A monumental conceptual shift had occurred for Koons, who believed that by not violating the state of his objects as they emerged from their boxes, he was respecting their integrity. Partway through the series Koons made another crucial aesthetic choice: he placed his pristine objects and fluorescent lighting into Plexiglas vitrines. He says, “Once I encased it, that’s when I think it really happened for me. I was starting to make art.” (Ibid, p. 108) By surrounding them with Plexiglas, Koons simultaneously allows his machines to become part of the room in which they are displayed and ensures that they are isolated and protected. Sheltered from outside forces and frozen in pristine freshness, the Hoover vacuum cleaners and Shelton wet/dry machines at once promise the viewer the possibility of cleanliness and subsequently thwart that promise. For the machines have never been and will never be used. It is in this dichotomy, between the functional and the decorative, that the present work resides.

The New series was the first to definitively establish Koons as a major artistic force. Only the third formal series of his illustrious career, The New presented themes and concepts that have gone on to transform the way we think and feel about art. The present work, with its elevation of the Hoover and Shelton machines from household appliances to gloriously staged sculptural masterpieces, immediately pre-figures Koons’s Equilibrium series in which he cast an inflatable lifeboat out of bronze and displayed basketballs floating in a tank of water.
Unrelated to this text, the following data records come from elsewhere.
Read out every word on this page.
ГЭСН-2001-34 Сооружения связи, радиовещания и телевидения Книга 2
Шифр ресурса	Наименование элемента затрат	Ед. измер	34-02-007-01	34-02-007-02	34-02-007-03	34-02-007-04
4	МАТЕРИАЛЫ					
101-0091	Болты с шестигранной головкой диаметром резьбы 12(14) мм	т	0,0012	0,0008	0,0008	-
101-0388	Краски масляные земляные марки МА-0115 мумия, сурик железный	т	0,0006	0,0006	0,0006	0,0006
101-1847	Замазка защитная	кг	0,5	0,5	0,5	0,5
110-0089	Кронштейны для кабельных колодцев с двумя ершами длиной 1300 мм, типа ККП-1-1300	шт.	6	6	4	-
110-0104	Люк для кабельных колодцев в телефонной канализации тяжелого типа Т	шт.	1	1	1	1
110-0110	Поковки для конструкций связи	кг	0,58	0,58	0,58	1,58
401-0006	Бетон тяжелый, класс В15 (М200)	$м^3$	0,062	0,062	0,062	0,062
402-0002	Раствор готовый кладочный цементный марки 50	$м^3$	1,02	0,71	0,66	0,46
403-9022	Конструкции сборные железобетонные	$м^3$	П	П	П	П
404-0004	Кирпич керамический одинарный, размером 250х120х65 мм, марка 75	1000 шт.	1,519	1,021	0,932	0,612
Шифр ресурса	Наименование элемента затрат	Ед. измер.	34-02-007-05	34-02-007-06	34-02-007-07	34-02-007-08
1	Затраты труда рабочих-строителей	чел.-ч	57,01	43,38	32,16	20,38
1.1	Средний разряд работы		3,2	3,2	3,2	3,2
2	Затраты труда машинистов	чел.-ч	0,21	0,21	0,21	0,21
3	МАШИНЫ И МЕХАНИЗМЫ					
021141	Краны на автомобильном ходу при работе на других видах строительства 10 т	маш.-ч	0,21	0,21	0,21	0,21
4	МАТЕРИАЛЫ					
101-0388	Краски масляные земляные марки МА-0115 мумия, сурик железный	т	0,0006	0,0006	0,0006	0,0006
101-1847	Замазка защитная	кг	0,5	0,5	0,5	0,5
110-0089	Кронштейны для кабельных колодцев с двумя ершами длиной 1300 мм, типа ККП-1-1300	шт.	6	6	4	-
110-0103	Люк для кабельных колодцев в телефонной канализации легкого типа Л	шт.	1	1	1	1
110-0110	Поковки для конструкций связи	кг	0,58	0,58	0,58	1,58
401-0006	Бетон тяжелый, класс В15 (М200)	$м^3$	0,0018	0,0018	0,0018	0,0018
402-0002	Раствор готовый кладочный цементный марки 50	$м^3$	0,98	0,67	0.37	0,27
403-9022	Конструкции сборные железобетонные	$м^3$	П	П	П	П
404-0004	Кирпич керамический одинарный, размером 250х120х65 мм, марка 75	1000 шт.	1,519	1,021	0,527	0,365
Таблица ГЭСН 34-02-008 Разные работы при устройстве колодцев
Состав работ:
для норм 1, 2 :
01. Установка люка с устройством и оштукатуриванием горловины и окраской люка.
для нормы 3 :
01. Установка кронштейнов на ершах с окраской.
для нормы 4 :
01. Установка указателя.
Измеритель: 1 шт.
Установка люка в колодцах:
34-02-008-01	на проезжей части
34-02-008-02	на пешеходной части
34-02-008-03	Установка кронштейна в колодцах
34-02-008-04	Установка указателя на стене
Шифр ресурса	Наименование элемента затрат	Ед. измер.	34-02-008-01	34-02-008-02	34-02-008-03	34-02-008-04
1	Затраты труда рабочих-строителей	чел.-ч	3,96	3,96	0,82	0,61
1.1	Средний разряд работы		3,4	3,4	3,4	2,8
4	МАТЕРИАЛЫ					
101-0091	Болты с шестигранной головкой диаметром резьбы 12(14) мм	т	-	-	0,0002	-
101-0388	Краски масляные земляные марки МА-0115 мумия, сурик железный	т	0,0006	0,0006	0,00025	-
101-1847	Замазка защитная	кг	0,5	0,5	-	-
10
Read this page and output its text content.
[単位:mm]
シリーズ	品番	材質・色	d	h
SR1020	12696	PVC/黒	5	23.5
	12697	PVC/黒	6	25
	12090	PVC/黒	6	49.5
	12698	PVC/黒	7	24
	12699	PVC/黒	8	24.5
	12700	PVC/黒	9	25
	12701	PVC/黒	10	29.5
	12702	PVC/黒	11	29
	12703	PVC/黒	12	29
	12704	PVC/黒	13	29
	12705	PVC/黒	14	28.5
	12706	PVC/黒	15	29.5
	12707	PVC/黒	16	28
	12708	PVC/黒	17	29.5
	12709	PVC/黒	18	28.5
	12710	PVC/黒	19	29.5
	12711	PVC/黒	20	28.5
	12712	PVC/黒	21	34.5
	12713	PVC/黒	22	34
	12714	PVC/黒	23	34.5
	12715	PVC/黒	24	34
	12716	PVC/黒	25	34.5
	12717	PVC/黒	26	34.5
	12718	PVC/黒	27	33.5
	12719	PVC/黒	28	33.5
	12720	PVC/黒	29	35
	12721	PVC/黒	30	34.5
Out of the Equilibrium series came the Luxury & Degradation series where Koons once again returned to the seductive aspects of advertising, highlighting for his viewer the infinitely alluring power of objects. Koons’s continued reverence for the seemingly banal—a leitmotif of his various series, established in earnest in the present work—is his own masterful blend of art historical reference and pop culture.